How to change dropdown options based on another dr

2019-09-01 12:20发布

问题:

This question already has an answer here:

  • How to populate second dropdown based on selection of first dropdown using jQuery/AJAX and PHP/MySQL? 1 answer
  • How to dynamically populate options on dropdown lists based on selection in another dropdown? 1 answer

I am working on this for few days and could not find a final solution. I went through similar SOF questions, but do not know why cannot I figure this out.

I have three dropdowns. All values (options) are retrieved from a table called loan master.

First dropdown -> Loan type (values such as housing,personal,instant are in the table).
Second dropdown -> Loan amount (different amounts have been defined for each type)
Third dropdwon - > Interest Rate (same as second)

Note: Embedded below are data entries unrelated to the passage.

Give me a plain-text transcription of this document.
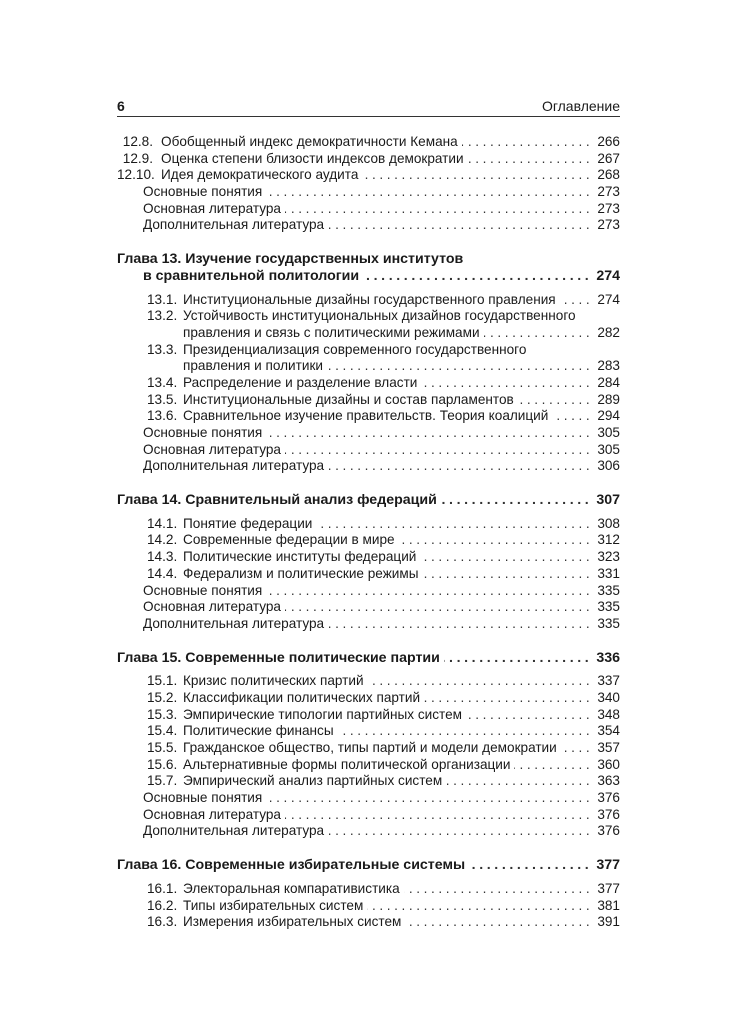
6	Оглавление
12.8. Обобщенный индекс демократичности Кемана .....	266
12.9. Оценка степени близости индексов демократии .....	267
12.10. Идея демократического аудита .....	268
Основные понятия .....	273
Основная литература .....	273
Дополнительная литература .....	273
Глава 13. Изучение государственных институтов
в сравнительной политологии .....	274
13.1. Институциональные дизайны государственного правления .....	274
13.2. Устойчивость институциональных дизайнов государственного
правления и связь с политическими режимами .....	282
13.3. Президенциализация современного государственного
правления и политики .....	283
13.4. Распределение и разделение власти .....	284
13.5. Институциональные дизайны и состав парламентов .....	289
13.6. Сравнительное изучение правительств. Теория коалиций .....	294
Основные понятия .....	305
Основная литература .....	305
Дополнительная литература .....	306
Глава 14. Сравнительный анализ федераций .....	307
14.1. Понятие федерации .....	308
14.2. Современные федерации в мире .....	312
14.3. Политические институты федераций .....	323
14.4. Федерализм и политические режимы .....	331
Основные понятия .....	335
Основная литература .....	335
Дополнительная литература .....	335
Глава 15. Современные политические партии .....	336
15.1. Кризис политических партий .....	337
15.2. Классификации политических партий .....	340
15.3. Эмпирические типологии партийных систем .....	348
15.4. Политические финансы .....	354
15.5. Гражданское общество, типы партий и модели демократии .....	357
15.6. Альтернативные формы политической организации .....	360
15.7. Эмпирический анализ партийных систем .....	363
Основные понятия .....	376
Основная литература .....	376
Дополнительная литература .....	376
Глава 16. Современные избирательные системы .....	377
16.1. Электоральная компаративистика .....	377
16.2. Типы избирательных систем .....	381
16.3. Измерения избирательных систем .....	391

When a user selects one option from the first dropdown ONLY the relevant options (not all) must be loaded into second and third dropdowns

Below is the code that I have attempted. I first try to make it for the first two dropdowns.

<?php 
require_once "../includes/loan_master.php";

?>

<!DOCTYPE html>
<html>
    <head>
        <meta http-equiv="Content-Type" content="text/html; charset=UTF-8">
        <title>Basic</title>
    </head>
    <body>
       Loan Type <select id="first" name="loan_master_id" class="textInput"> 
           <!--first dropdwon-->
                        <?php
                        $loans=$loan_master->find_by_sql("SELECT * FROM loan_master");
                        //this will return an array
                         foreach ($loans as $loan) {
                            echo "<option value='$loan->id'>$loan->loan_type</option> ";                           

                        }
                        ?>       

       </select>  

       Loan Amount<select id="update">
           <!--second dropdown-->


       </select>



        <script src="../javascripts/jquery-1.11.0.js"></script> 
        <script>
            $(function() {
                $("#first").change(function() {
                    var x = $("#first").val(); 
               // first dropdown value is stored              
                    fire_ajax(x);
                });

                function fire_ajax() {
                    $.ajax({
                        type: "POST",
                        dataType: "text",//is this data type corect?
                        url: "getter.php", 
//getter.php is this file. All are in the same file
                        success: function(res) {
                            $("#update").html("<option>"+res+"</option>");//options are added to second dropdwon
                        }

                    })
                }



            });


        </script>
    </body>
</html>

<?php
//php code 
if (isset($_POST)) { 
    $x=$_POST; // I feel something is wrong here
    $loans=$loan_master->find_by_sql("SELECT * FROM loan_master WHERE id=".$x);


} 
?>

I really need make this code to work. Any advice is highly appreciated

P:S Errors that I get

Query failed:Unknown column 'Array' in 'where clause' Last query performed:SELECT * FROM loan_master WHERE id=Array

Notice: Array to string conversion in C:\wamp\www\loan_mgmt\admin\getter.php on line 68

Further updates

getter.php is this file. (same file which has a php block after HTML). I have changed the code as you said.

<?php
if (isset($_POST["loan_master_id"])) { 
    $x=$_POST["loan_master_id"]; // I feel something is wrong here
    $loans=$loan_master->find_by_sql("SELECT loan_amount FROM loan_master WHERE id=".$x);    
    foreach ($loans as $$loan) {
        echo "<option value='$loan->id'>$loan->loan_amount</option>";
    }


} 
?>

This is success part

success: function(res) {
                            $("#update").html("<option>"+res+"</option>");//options are added to second dropdwon
                        }

I don't get any errors now. What happens is second dropdown is empty. No options are shown

回答1:

Well, the result from your ajax call is sent back as single response. You are then putting that whole response into a single option tag

 $("#update").html("<option>"+res+"</option>");//options are added to second dropdwon

If your ajax call is returning a response in the same manner as your code above

 foreach ($loans as $loan) {
             echo  <option value='$loan->id'>$loan->loan_type</option>";                           

                    }

Then you can just do something like...

document.getElementById('update').innerHTML=res;

EDIT

As for your error, I'd need to see the getter.php to give you exact instructions, but basically it is saying it can't find what you are looking for in the database. Your ajax call isn't failing, your database query is.

My guess would be you are forgetting to pass any parameters through ajax to your getter.php code. You can see how to pass info from ajax at http://www.w3schools.com/ajax/ajax_xmlhttprequest_send.asp.

Edit 2

Your PHP is returning a single text string that looks like

<option value='id'>bla blah</option><option value='id'>bla blah</option><option value='id'>bla blah</option><option value='id'>bla blah</option>

In other words all the options at once. You are then putting those options into a single option tag.

Check the results of your ajax by just doing...

alert(res);

If it shows you a a string that is a bunch of option tags, you shouldn't put them in another option tag. Just at them to the select tag like..

document.getElementById('update').innerHTML=res;

If the string is empty and alert shows you nothing it means your database query didn't find any matches and returned empty.